Tuesday, July 19, 2005

Seek who you are

I am discovering something:

If you want to know "who you are" [deep inside], do something different than what you've been doing. It's very interesting...

What I mean is, we (people) seem to be a cluster of habits and interests. Some habits are good for us. Some habits are bad for us. Nevertheless, they are ingrained inside our preferences and muscles ... and our "interests" are those things which 'turn us on' or make us passionate about living.

In my coaching practice, I advocate awareness. This means that we realize what we are doing and what is around us. When we take a step back from our habits and interests, that is, step back so we are on the precipice of not engaging in those activities, we can really see that we crave those activities. When we are aware of our craving, we can set about the task of understanding our habits or interests.

Example:

I have always done creative projects and crafts. Since I was a child, I had always had glue and bits of fluff, and crayons and all those sorts of things. I thought it was part of growing up, and that all children did these things.

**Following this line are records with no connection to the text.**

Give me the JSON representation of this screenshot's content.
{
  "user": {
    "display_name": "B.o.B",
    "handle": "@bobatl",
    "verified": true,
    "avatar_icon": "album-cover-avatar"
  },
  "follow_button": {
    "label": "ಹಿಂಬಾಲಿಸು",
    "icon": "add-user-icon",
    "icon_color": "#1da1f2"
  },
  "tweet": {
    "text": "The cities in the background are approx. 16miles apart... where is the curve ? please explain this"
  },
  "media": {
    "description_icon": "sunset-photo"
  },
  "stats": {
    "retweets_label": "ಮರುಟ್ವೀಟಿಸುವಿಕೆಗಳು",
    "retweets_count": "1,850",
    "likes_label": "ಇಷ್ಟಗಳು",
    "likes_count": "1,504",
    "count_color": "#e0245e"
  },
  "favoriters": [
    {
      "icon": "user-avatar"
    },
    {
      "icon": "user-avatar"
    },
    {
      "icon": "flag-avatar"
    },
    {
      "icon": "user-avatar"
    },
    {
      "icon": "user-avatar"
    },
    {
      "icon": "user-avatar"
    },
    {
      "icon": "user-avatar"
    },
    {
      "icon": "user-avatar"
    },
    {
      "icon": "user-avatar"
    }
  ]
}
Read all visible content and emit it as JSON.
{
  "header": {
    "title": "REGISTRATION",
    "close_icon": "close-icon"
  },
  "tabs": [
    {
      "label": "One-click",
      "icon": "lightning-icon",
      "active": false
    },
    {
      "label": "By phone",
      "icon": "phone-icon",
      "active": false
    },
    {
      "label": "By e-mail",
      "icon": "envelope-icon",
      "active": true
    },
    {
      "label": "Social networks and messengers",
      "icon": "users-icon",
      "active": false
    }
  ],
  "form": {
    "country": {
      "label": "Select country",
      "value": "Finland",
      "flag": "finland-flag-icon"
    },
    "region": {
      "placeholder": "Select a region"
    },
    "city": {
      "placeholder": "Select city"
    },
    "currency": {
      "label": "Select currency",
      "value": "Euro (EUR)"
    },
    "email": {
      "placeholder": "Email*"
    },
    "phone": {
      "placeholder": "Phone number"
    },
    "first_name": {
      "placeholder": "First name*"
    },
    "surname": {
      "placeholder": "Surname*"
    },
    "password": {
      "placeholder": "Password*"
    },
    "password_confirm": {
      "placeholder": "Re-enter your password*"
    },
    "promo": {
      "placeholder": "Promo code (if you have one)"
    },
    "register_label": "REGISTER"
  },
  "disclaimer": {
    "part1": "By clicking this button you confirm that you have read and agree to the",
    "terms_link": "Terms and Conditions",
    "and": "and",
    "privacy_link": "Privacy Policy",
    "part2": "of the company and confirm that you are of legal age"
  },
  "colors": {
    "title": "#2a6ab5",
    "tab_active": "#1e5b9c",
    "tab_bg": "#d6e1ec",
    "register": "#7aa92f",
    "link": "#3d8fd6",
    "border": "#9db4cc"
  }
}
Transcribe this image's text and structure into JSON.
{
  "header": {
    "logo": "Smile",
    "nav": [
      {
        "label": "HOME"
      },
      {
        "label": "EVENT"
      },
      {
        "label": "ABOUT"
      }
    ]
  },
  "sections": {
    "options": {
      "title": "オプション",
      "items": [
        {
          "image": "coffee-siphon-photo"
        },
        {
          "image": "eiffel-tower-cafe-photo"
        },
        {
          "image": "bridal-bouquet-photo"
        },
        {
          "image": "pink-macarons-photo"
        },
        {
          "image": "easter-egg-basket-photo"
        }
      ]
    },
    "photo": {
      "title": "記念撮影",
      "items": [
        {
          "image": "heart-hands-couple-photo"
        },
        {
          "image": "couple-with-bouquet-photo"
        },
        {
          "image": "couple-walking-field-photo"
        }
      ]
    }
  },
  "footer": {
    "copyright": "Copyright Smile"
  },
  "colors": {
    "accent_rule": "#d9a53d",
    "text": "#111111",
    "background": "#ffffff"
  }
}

As I grew, I attended art college. Yet, while I attended college, I performed shows; it was natural to me to make all of my costumes and create my own props. Then I would create my own "audition" videos, brochures, and continued making my own performance needs. This was natural to me -- and I was genuinely astounded when other performers did do the same thing, preferring to purchase their needs and hire others (sometimes while whining about these vendors) to do their marketing.

I have created my own websites, designed and sewed my own costumes, even made my own props. I created things like a light-up sequined top-hat, sewed a new umbrella-cover, fabricated a 4-airbrush rig. (evidence of my work can be seen on my website: Snake Oil Productions) But I digress....

Recently, I have been focusing on my coaching career and spent little time in my workshop. My paintings have gone unpainted, I have not created performance-marketing materials, and my costume closet has stayed exactly as I had left it. For about 2 years, I have been coasting on memories and past evidence on what I had created - but had created almost nothing myself, save for painting a couple of walls. My hands remained distinctly and achingly unsullied.

Something had been gnawing at me in the interim of my "hiatus". In the beginning, I thought that I could re-focus my energies elsewhere (my coaching career: this needed no dirty hands or bits of cloth, or hours in a workshop). Then I began to feel a bit empty. My life, however filled with happy moments, had little creativity: not the thrill of designing something, the raw joy of shopping for supplies, not the terror of messing up while mid-work, not the burst of proud "birth" after the project was achieved. I was, in fact, mostly just a consumer.

Something in me started dying. Despite all the love and interesting things in my life, I was dying, trying to become "a new creature" (as biblical scriptures had called it) when there were parts of the "old me" which were still serving my heart, soul, and the world... why did I put all my old projects down? A combination of events, all seeming separate but truly, after all was said and done, set in motion to decipher who I really am.

Several weeks ago I started again on a project which I had put away since my divorce: a new painted tire-cover, this one with the design of Botticelli's Venus.
And yesterday, I embarked on a new project with only a thought in my head and the dream of making a little girl happy: I made a flower head-garland suitable for a faerie-princess.

I feel a sense of "completeness" when I gaze on these works... completeness inside myself, as if I am able to wring out stuff from inside me which needs to be birthed. Maybe it's oddly prophetic that I am painting the Birth of Venus ;)

This long-winded post aside (and I haven't yet embarked on the idea of ingrained habits), I realize that sometimes it is only when missing something can we find out its true value. It is in that "space", (that open space, that hole that the lack of the thing creates) that we can seek its value.

It is NOT "absence making the heart grow fonder".

It is realizing the absence of something which makes our heart be PASSIONATE.